The development comes a day after four large metal objects were located on the seabed amid reports that the plane was flying on an unauthorised schedule when it crashed.
The body was spotted by personnel on RSS Persistence at 7.58am during a brief respite from bad weather and recovered on board the ship at 8.46am, Singapore's Ministry of Defence (MINDEF) said in a statement. This takes the total number of bodies retrieved from the Java Sea so far to 31. The body was found within the Republic of Singapore Navy's designated search area in the Java Sea, it said.
Meanwhile, Indonesia's national search and rescue agency BASARNAS said a fifth large object was discovered underwater this morning. It measured about 9.8 x 1.1 x 0.4 metres.
At a news conference today, BASARNAS officials also said dives have been temporarily suspended due to bad weather, and a remotely operated underwater vehicle has been sent to the search site. There are 17 Russian divers with unmanned submersibles at the search area too.
Officials believe many of the remaining 131 passengers and crew are still strapped to their seats and efforts have focussed on locating the fuselage of the ill-fated plane.
Divers waited for breaks in today's weather to reach the spot but nearly zero visibility have hampered their efforts, said Henry Bambang Soelistyo, chief of the National Search and Rescue Agency.

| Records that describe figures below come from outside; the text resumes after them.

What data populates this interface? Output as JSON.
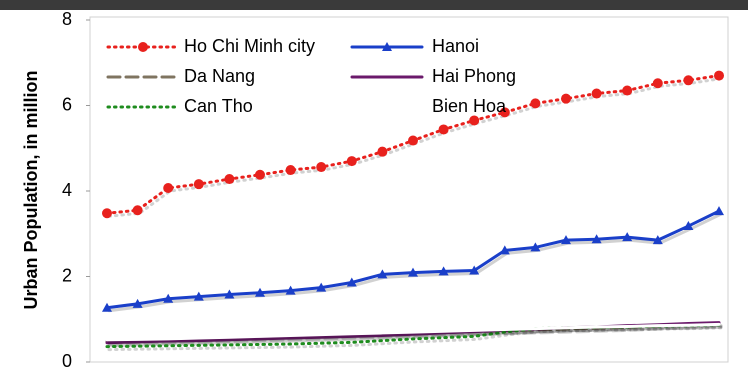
{
  "chart_data": {
    "type": "line",
    "ylabel": "Urban Population, in million",
    "categories": [
      null,
      null,
      null,
      null,
      null,
      null,
      null,
      null,
      null,
      null,
      null,
      null,
      null,
      null,
      null,
      null,
      null,
      null,
      null,
      null,
      null
    ],
    "ylim": [
      0,
      8
    ],
    "yticks": [
      0,
      2,
      4,
      6,
      8
    ],
    "series": [
      {
        "name": "Ho Chi Minh city",
        "color": "#e8211d",
        "style": "dotted",
        "marker": "circle",
        "values": [
          3.48,
          3.55,
          4.07,
          4.16,
          4.28,
          4.38,
          4.49,
          4.56,
          4.7,
          4.92,
          5.18,
          5.44,
          5.65,
          5.84,
          6.05,
          6.16,
          6.28,
          6.35,
          6.52,
          6.59,
          6.7
        ]
      },
      {
        "name": "Hanoi",
        "color": "#1a3fc9",
        "style": "solid",
        "marker": "triangle",
        "values": [
          1.27,
          1.36,
          1.48,
          1.53,
          1.58,
          1.62,
          1.67,
          1.74,
          1.86,
          2.05,
          2.09,
          2.12,
          2.14,
          2.61,
          2.68,
          2.85,
          2.87,
          2.92,
          2.85,
          3.18,
          3.53
        ]
      },
      {
        "name": "Da Nang",
        "color": "#7f7460",
        "style": "dashed",
        "marker": "none",
        "values": [
          0.48,
          0.5,
          0.51,
          0.53,
          0.55,
          0.57,
          0.59,
          0.61,
          0.63,
          0.65,
          0.67,
          0.69,
          0.71,
          0.73,
          0.75,
          0.77,
          0.79,
          0.81,
          0.84,
          0.87,
          0.9
        ]
      },
      {
        "name": "Hai Phong",
        "color": "#6b1a6b",
        "style": "solid",
        "marker": "none",
        "values": [
          0.45,
          0.47,
          0.49,
          0.5,
          0.52,
          0.54,
          0.56,
          0.58,
          0.6,
          0.62,
          0.65,
          0.68,
          0.71,
          0.74,
          0.77,
          0.8,
          0.82,
          0.85,
          0.87,
          0.9,
          0.92
        ]
      },
      {
        "name": "Can Tho",
        "color": "#1e8c1e",
        "style": "dotted",
        "marker": "none",
        "values": [
          0.36,
          0.37,
          0.38,
          0.39,
          0.4,
          0.41,
          0.42,
          0.44,
          0.46,
          0.5,
          0.54,
          0.57,
          0.6,
          0.7,
          0.78,
          0.8,
          0.81,
          0.82,
          0.84,
          0.85,
          0.87
        ]
      },
      {
        "name": "Bien Hoa",
        "color": "#ffffff",
        "style": "solid",
        "marker": "none",
        "values": [
          0.52,
          0.53,
          0.54,
          0.56,
          0.58,
          0.6,
          0.62,
          0.64,
          0.66,
          0.68,
          0.7,
          0.72,
          0.74,
          0.76,
          0.78,
          0.8,
          0.82,
          0.83,
          0.85,
          0.86,
          0.88
        ]
      }
    ]
  }
}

There were 20 aircraft and 27 ships deployed today combing the waters for the victims and wreckage of the Airbus 320-200 aircraft, BASARNAS officials said.

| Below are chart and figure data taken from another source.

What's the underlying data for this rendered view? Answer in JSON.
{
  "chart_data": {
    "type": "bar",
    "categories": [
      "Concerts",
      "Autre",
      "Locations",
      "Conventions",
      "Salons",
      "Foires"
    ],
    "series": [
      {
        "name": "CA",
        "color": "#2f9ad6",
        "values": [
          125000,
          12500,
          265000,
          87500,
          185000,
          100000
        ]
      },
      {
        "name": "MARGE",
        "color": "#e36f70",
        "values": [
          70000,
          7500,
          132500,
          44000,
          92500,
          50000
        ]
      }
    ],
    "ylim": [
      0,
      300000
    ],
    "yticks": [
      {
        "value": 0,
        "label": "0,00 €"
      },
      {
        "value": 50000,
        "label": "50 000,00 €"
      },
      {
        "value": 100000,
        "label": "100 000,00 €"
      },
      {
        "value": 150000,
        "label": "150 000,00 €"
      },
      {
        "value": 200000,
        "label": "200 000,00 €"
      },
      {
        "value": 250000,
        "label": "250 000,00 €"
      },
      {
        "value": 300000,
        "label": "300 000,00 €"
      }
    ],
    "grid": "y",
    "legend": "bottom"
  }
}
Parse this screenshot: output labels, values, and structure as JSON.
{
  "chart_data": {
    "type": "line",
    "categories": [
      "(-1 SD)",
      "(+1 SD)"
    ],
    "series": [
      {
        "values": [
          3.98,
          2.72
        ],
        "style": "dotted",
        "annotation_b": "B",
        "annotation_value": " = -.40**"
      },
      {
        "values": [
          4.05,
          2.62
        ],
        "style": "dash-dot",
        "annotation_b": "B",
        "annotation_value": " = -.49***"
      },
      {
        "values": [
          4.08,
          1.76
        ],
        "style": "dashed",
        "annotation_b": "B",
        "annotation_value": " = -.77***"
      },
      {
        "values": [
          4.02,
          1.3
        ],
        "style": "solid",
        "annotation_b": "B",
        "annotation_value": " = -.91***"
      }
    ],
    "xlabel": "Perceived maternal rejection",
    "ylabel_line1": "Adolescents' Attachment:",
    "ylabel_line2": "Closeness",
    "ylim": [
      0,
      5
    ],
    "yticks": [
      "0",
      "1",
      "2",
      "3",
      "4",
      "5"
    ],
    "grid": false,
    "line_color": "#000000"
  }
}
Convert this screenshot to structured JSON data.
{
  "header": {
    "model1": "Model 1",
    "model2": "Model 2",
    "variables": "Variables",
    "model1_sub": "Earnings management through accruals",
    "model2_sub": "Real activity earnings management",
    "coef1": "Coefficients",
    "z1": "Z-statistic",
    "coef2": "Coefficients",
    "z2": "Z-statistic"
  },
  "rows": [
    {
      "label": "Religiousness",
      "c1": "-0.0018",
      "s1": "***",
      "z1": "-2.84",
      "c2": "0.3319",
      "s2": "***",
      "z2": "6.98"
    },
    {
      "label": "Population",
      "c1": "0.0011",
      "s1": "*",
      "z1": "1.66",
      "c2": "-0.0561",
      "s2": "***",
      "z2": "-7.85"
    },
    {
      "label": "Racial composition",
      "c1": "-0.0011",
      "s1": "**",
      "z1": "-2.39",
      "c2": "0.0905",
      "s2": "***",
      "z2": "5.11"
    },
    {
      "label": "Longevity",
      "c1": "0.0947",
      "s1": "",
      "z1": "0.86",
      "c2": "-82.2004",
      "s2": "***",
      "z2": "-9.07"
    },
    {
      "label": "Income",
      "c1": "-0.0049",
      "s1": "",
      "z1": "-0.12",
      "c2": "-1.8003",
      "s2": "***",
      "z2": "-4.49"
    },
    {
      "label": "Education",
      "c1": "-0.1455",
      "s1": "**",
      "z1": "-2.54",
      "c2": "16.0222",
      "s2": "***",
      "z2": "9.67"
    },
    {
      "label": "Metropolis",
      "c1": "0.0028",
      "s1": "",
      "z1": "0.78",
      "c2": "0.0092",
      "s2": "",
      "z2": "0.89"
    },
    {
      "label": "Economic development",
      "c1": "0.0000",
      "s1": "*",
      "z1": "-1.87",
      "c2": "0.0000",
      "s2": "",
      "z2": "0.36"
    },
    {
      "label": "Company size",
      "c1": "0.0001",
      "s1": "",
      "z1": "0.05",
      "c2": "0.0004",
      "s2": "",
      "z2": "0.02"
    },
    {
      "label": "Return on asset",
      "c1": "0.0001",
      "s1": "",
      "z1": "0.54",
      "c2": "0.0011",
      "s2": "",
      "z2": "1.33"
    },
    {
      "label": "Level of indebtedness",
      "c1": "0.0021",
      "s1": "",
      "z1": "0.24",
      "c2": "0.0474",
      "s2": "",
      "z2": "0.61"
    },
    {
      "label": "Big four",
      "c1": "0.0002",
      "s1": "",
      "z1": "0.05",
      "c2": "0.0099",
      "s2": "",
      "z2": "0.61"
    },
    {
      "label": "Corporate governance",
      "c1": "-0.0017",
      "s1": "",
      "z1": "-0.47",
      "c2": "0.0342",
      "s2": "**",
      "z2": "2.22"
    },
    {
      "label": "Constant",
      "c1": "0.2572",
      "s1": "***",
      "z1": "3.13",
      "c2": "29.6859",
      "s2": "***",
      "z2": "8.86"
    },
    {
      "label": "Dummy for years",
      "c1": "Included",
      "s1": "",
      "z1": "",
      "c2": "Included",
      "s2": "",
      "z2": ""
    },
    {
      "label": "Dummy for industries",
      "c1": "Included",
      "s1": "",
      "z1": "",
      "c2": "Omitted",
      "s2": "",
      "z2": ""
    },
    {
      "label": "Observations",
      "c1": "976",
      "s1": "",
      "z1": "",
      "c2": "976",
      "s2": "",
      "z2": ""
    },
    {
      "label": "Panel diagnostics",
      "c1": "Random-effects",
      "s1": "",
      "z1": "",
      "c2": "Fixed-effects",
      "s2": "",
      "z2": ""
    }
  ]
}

Two objects were found at the bottom of the sea near Pangkalan Bun yesterday. One of the them was measured at 9.4 metres by 4.8 metres and a half-metre high. The other, found nearby, was 7.2 metres by a half metre.
According to a report on the website of Indonesia's meteorological agency BMKG, weather was the "triggering factor" in the crash.
"The most probable weather phenomenon was icing which can cause engine damage due to a cooling process. This is just one of the possibilities that occurred based on the analysis of existing meteorological data," it said. Investigators are focusing on autopsies of recovered bodies to ascertain what happened to the plane. Though some of the victims' families did not approve of autopsies, media reports said.
The Indonesian authorities said AirAsia had violated the terms of its licence for the Surabaya to Singapore route by flying on a Sunday, the day the aircraft plunged into the Java Sea. The authorities would probe the carrier's other schedules, The Straits Times reported.
The AirAsia plane was not permitted to fly the Surabaya- Singapore route on Sundays.
Singapore said it had approved the Surabaya-Singapore route for AirAsia flights on Sundays after the low-cost carrier's permit was frozen by Indonesia. Over a thousand worshippers attended solemn Sunday services at an Indonesian church and prayed for relatives of the deceased.
The affected families have been preparing funerals as the bodies recovered are identified in Surabaya, where a crisis centre has been set up.